Mulher disse que enviou os bombons porque gastou R$ 7,5 mil que recebeu antecipadamente

Evandro Fadel,

02 Abril 2012 | 12h14

CURITIBA - A doceira Margarete Aparecida Marcondes, de 45 anos, queria adiar a festa de 15 anos de uma adolescente de Curitiba, em razão de ter gasto os cerca de R$ 7,5 mil recebidos antecipadamente, por isso teria enviado bombons envenenados, com a intenção de provocar mal estar na menina. Essa foi a alegação dela em depoimento às polícias de Santa Catarina e do Paraná que, na madrugada de sábado, prenderam-na quando dormia em seu carro em uma rua de Barra Velha, no litoral catarinense.
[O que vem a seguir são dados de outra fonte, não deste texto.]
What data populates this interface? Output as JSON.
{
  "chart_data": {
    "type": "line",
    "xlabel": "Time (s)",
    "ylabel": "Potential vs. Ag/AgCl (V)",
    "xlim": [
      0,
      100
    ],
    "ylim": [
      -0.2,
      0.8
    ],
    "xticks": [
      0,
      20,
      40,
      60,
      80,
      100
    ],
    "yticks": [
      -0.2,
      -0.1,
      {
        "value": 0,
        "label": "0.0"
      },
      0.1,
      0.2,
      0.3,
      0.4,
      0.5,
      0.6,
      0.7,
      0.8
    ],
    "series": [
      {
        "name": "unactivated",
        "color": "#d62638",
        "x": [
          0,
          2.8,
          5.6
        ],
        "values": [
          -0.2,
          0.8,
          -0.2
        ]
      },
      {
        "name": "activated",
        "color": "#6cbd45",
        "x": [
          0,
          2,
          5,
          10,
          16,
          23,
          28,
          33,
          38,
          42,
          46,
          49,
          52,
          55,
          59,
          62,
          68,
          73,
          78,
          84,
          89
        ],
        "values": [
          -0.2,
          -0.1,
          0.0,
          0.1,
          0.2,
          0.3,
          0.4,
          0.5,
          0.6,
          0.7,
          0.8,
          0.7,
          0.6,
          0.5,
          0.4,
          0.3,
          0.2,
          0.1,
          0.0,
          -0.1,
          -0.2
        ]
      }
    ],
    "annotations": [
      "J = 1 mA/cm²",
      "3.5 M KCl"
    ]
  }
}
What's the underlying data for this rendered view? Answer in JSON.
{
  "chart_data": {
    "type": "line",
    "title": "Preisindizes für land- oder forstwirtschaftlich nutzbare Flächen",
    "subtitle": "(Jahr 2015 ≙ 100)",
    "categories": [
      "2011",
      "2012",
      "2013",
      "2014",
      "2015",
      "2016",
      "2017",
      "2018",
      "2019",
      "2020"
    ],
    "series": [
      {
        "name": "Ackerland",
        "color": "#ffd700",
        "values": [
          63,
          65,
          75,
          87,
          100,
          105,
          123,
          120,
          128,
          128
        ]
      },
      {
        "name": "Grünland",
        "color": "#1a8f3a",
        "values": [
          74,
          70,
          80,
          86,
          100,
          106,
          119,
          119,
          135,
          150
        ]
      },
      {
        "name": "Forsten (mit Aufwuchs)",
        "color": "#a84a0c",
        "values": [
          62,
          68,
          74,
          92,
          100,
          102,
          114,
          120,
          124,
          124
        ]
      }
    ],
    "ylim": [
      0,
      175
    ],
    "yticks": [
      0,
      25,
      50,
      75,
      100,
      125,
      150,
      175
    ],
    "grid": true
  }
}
De acordo com o delegado de Homicídios de Curitiba, Rubens Recalcatti, ela disse que teria se desesperado ao não conseguir a realização de outro evento no qual poderia conseguir dinheiro. "Procurando alternativa, ela se lembrou que, quando mudou para aquela casa em que morava em Joinville, ela foi guardar um material no sótão da casa e lá encontrou pacotes de veneno tipo chumbinho", afirmou o delegado. "Pensando em sair daquela situação, veio na cabeça dela de fazer doces e colocou aquele veneno."

Em Curitiba, pediu para um taxista entregar a caixa na casa da menina, o que foi feito no dia 12 de março. A adolescente e outros três amigos comeram os brigadeiros e precisaram de internamento hospitalar. Segundo a polícia, a doceira contou que, ao saber do estado grave dos adolescentes e da repercussão do ato, decidiu contar ao marido, mas na hora não teria tido coragem. Por isso, teria acertado sua nuca com um instrumento que usava para fazer os doces, o que fez com que ele desmaiasse. Em seguida deu-lhe outros golpes pelo corpo. O marido continua internado em um hospital de Joinville.

Depois disso, ela fugiu e dormia no próprio carro, do qual a polícia já tinha as descrições. Para tentar despistar a polícia, ela redigiu uma mensagem de texto e, sem querer, enviou para toda a lista de sua agenda telefônica, dizendo que o marido estava morto na casa e que ela estava dopada e também seria morta. No Paraná, ela responderá por quatro tentativas de homicídio, e, em Santa Catarina, por lesão corporal grave.